Abasourdie par cette révélation, Odile ne trouva rien de mieux à dire que: «Mais ma chérie, ce n’est pas possible. Tu ne peux pas m’aimer, je suis une femme!» Nelly partit dans un immense éclat de rire. «Oui, et alors! Il n’est pas plus incongru de faire l’amour avec une femme que de coucher dans un chalet kitsch avec des culturistes amateurs et inconnus!»

Odile ne savait plus que faire. Même si elle mourrait d’envie de jouer avec ces jeunes éphèbes, elle ne pouvait pas décemment laisser son amie seule un soir d’anniversaire. Elle résolut d’annuler sa soirée et de dédommager les braves garçons avant d’aller manger avec son amie, en tête-à-tête comme elle le souhaitait.

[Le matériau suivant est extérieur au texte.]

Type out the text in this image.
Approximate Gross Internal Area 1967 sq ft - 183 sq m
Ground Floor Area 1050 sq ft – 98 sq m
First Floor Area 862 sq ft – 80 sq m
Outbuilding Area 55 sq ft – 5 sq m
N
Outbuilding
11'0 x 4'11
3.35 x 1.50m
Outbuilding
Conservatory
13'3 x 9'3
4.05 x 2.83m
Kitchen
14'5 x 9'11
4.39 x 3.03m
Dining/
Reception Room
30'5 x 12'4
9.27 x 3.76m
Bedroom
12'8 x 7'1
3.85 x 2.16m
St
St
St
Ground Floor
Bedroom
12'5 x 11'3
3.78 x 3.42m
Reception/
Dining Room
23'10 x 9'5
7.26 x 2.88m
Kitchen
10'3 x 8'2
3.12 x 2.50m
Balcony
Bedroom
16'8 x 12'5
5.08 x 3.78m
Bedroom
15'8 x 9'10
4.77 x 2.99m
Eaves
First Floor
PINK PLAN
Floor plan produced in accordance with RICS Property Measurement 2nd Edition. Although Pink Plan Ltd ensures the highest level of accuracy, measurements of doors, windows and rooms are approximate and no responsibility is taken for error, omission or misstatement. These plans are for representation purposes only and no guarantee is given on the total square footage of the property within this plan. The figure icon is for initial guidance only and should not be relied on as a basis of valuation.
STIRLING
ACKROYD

Pendant le repas, des images de «Mulholland Drive», le film de David Lynch, revinrent dans la tête d’Odile. C’étaient les seules représentations qu’elle avait du monde lesbien. Elle n’en dit rien à Nelly. Ensemble, elles burent beaucoup, riant de ce qui s’était passé.

Le soir même, décidée à se faire pardonner et curieuse d’une expérience qu’elle n’avait encore jamais imaginée pour elle même, Odile accueillit son amie dans son lit.

– Et comment cela s’est-il passé? lui demandai-je.

– Honnêtement, Alice, je n’ai pas regretté ces beaux garçons. C’était la première fois, peut-être la dernière que je faisais l’amour avec une femme, mais c’était inoubliable. Et je peux vous jurer, chère Alice, que contrairement à ce que je pensais, Nelly est tout, tout, sauf une fille coincée.